Following the tall doctor down the brightly lit hall way I am surrounded by painful memories of the several occasions of awaiting long anxious hours in the waiting room, awaiting for word on Bo’s health. I fight back the clear horrid flash backs as Dr. Hirsh abruptly comes to a stop in front of a closed light brown wooden door and silently takes me in. “Here’s his room,” he places a caring hand on my shoulder as his brown eyes searches for comforting words, “it’s never easy.” He pauses as his hand returns to his deep pockets in his coat, “I will be around here if you need me.”

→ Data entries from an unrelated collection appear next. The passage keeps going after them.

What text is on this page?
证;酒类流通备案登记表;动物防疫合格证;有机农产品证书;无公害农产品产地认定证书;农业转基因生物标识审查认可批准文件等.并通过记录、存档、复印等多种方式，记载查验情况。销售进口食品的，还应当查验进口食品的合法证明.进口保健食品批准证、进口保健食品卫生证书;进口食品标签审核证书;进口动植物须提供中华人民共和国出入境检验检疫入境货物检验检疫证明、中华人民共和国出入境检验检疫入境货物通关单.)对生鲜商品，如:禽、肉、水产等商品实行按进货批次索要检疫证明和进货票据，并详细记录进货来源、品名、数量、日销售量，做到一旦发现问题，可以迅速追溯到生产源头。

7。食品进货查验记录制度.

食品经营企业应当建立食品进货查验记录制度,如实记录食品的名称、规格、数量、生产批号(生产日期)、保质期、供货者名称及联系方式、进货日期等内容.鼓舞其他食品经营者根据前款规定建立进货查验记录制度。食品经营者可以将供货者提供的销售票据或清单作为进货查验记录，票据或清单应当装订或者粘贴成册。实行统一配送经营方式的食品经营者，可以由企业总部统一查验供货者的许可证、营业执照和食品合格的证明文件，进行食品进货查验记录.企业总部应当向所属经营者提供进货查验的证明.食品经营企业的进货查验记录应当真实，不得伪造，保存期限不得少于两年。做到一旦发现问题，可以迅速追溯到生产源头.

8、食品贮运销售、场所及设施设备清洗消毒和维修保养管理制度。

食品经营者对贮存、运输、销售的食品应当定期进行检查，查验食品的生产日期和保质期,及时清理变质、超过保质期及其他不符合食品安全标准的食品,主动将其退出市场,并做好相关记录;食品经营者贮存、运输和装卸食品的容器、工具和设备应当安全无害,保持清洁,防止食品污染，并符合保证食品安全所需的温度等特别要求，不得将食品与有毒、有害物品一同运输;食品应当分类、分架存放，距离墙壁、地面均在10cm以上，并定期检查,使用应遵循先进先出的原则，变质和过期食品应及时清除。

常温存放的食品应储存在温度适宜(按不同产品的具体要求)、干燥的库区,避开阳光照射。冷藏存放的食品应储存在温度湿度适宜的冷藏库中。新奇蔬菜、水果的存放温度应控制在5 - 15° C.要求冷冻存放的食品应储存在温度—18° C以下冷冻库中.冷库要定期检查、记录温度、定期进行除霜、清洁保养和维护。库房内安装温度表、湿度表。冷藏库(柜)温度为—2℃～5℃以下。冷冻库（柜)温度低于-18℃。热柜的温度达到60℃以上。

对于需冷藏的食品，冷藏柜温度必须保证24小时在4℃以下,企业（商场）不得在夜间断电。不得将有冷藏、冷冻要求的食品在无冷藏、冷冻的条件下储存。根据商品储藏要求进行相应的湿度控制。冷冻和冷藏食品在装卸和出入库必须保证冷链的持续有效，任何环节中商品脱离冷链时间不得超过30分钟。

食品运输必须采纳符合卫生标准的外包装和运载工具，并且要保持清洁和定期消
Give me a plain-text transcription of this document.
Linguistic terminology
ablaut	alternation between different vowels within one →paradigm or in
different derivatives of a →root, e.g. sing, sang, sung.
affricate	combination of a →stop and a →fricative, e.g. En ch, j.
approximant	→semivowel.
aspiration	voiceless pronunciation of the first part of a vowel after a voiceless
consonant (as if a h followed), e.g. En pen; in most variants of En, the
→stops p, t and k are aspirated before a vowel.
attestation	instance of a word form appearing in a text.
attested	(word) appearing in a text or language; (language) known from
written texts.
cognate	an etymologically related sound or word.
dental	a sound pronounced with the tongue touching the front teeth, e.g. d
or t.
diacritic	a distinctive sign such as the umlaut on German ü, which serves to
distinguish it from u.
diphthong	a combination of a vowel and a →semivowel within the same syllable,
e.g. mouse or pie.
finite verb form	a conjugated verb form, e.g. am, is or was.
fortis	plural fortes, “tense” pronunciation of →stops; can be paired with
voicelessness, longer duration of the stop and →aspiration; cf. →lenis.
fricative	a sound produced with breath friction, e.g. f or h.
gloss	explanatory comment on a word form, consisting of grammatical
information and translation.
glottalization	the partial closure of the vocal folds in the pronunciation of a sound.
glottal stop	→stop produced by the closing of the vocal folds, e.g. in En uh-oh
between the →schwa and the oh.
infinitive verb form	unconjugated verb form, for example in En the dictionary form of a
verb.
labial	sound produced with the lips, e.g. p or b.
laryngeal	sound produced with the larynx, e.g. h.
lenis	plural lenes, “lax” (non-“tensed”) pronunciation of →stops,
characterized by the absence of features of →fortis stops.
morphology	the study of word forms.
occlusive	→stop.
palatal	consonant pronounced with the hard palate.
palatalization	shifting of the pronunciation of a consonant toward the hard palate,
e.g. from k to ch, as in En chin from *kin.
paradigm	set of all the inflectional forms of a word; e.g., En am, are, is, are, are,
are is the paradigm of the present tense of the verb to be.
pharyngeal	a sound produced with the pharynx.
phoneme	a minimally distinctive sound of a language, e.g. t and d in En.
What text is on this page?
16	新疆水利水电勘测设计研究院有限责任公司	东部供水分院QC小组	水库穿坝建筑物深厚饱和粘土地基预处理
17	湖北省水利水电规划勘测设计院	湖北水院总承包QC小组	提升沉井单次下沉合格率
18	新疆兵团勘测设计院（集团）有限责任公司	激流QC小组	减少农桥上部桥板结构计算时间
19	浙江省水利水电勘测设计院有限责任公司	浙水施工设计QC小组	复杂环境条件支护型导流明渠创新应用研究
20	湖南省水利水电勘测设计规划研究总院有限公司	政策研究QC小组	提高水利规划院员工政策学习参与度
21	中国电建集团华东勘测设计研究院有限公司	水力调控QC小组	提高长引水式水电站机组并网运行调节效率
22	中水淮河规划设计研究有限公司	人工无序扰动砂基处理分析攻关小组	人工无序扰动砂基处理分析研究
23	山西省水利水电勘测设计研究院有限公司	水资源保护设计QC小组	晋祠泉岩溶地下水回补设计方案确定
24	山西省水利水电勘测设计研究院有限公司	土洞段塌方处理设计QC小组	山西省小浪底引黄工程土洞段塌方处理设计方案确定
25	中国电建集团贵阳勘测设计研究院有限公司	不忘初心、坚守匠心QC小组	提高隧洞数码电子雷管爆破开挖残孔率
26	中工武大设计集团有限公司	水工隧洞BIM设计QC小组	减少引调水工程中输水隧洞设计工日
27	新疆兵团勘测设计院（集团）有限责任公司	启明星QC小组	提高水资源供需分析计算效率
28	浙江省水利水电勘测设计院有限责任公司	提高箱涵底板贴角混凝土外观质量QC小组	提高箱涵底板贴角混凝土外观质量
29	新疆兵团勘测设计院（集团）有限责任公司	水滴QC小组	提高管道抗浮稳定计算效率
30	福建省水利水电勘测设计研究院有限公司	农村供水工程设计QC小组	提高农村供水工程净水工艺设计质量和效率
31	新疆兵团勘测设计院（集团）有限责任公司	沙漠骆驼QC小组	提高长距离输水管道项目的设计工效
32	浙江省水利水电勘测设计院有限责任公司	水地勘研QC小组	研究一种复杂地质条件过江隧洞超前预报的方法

“Thanks,” I slowly answer as I watch him slowly walk back out towards the waiting room before I glance at the closed door that stands before me, searching for strength to enter. Reaching the cold handle, I slowly open the heavy door to be welcomed in by loud, slow, and irregular beeping of the monitors. The room’s lights are brightly turned on in anticipation for visitors and reflects off of the white linoleum flooring as I slowly walk over to Bo’s hospital bed. “Bo,” I softly say as my heart comes to an abrupt stop at seeing how ashen his skin has grown. A thick gauze is wrapped around his head with a dark black bruise escaping from the edges on the right half of his forehead. His thick blond bangs slightly cover the bandage over his forehead while his side and back hair is caught in the gauze around his head.
I slowly pull the unfolded metal chair closer to his bed and I slowly sit down as I take in his heart monitor and his breathing monitor, both showing how weak and bad it is. “Bo, it’s going to be ok,” I slowly speak up as I take in the air tube that is placed up each nostril and leads around his neck where the tubes are attached and led to the air tank. Four IVs are taped into his skin, two needles in each arm as a hospital gown hangs loosely on his thin body, wires are suctioned to his chest that monitors his heart. “I’m right here.”
The only answer I receive is from the irritating monitors and the slow cautious dripping of the IVs, dripping slowly into Bo’s still and quiet body. Reaching over the silver metal railings of his bed, an fearful chill rushes over me at the feel of his deathly cold skin. Forcing my hand to remain on his ashen colored icy cold skin, I slowly and silently fall into prayer for my nephew’s health as I am reminded of his fearful past.